President Spencer W. Kimball (1895–1985): “‘Provident living’ … implies the husbanding of our resources, the wise planning of financial matters, full provision for personal health, and adequate preparation for education and career development, giving appropriate attention to home production and storage as well as the development of emotional resiliency. …
“Let’s do these things because they are right, because they are satisfying, and because we are obedient to the counsels of the Lord. … It is true that difficult times will come—for the Lord has foretold them. … But if we live wisely and providently, we will be as safe as in the palm of His hand” (“Welfare Services: The Gospel in Action,” Ensign, Nov. 1977, 78).
President Gordon B. Hinckley: “We have been counseled again and again concerning self-reliance, concerning debt, concerning thrift. …

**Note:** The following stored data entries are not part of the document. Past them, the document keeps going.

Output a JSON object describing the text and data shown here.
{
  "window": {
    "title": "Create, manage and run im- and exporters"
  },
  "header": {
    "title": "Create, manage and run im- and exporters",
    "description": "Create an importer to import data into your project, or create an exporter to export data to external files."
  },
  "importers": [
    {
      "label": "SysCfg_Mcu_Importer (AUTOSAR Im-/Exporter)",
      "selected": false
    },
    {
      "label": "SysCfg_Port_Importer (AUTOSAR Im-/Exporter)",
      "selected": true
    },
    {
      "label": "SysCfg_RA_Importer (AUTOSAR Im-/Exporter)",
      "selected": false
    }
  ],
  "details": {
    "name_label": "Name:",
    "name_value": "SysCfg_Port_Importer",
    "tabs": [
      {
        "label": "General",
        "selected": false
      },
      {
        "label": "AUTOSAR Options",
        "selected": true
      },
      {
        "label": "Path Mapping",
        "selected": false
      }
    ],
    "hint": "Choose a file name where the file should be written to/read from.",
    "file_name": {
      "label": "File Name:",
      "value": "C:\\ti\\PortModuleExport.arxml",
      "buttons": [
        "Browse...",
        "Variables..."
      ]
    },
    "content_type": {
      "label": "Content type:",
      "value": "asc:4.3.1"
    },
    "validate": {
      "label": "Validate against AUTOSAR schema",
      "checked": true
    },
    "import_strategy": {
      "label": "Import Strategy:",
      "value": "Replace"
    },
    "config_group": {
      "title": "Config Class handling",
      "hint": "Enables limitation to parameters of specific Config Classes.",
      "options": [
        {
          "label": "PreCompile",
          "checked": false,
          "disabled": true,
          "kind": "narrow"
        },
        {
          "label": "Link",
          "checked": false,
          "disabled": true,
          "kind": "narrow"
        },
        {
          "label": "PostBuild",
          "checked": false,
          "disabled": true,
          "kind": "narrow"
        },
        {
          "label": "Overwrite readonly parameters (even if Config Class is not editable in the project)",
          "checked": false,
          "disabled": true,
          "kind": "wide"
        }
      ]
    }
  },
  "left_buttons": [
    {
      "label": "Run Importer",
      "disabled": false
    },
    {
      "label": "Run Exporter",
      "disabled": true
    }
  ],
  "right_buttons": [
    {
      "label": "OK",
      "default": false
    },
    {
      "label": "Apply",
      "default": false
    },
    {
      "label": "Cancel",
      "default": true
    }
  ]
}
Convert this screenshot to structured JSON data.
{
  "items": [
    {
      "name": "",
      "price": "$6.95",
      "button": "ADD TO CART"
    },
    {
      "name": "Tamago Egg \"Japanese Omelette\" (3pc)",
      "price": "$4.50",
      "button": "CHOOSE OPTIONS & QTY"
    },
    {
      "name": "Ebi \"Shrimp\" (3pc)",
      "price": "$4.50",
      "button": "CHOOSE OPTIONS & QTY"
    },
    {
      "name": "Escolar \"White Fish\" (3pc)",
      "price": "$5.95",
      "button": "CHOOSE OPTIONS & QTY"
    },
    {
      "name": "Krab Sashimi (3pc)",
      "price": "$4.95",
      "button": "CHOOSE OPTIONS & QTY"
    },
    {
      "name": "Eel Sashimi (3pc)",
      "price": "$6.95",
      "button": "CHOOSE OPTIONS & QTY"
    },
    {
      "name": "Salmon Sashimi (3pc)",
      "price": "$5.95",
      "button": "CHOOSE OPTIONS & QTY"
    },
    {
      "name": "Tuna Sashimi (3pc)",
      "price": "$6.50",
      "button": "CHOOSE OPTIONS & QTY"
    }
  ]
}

“… Let us have some food set aside that would sustain us for a time in case of need. But let us not panic nor go to extremes. Let us be prudent in every respect. And, above all … let us move forward with faith in the Living God and His Beloved Son” (“The Times in Which We Live,” Liahona, Jan. 2002, 84–85).
Bonnie D. Parkin, Relief Society general president: “The advertising industry is very effective in changing our wants into needs. The temptations are often overwhelming to acquire more than we can afford. The regular payment of tithing should help teach us wise financial management. Tithing payment does not release us from the necessity of living within our means. Family happiness is not determined by things. It does come from husbands and wives working together, communicating, and solving problems” (women’s conference, Herriman, Utah, 8 Feb. 2003).
Malachi 3:10: “Prove me now herewith, … if I will not open you the windows of heaven, and pour you out a blessing.”
President N. Eldon Tanner (1898–1982), First Counselor in the First Presidency: “Tithing is … a commandment with a promise. If we obey this commandment, we are promised that we will ‘prosper in the land.’ This prosperity consists of more than material goods—it may include enjoying good health and vigor of mind. It includes family solidarity and spiritual increase” (“Constancy amid Change,” Ensign, Nov. 1979, 81).
Elder Joseph B. Wirthlin of the Quorum of the Twelve Apostles: “Contributing a generous fast offering blesses the givers richly and allows them to become partners with the Lord and the bishop in helping relieve suffering and fostering self-reliance. … Perhaps we should evaluate our offerings and decide if we are as generous with the Lord as He is with us” (“Inspired Church Welfare,” Liahona, July 1999, 92).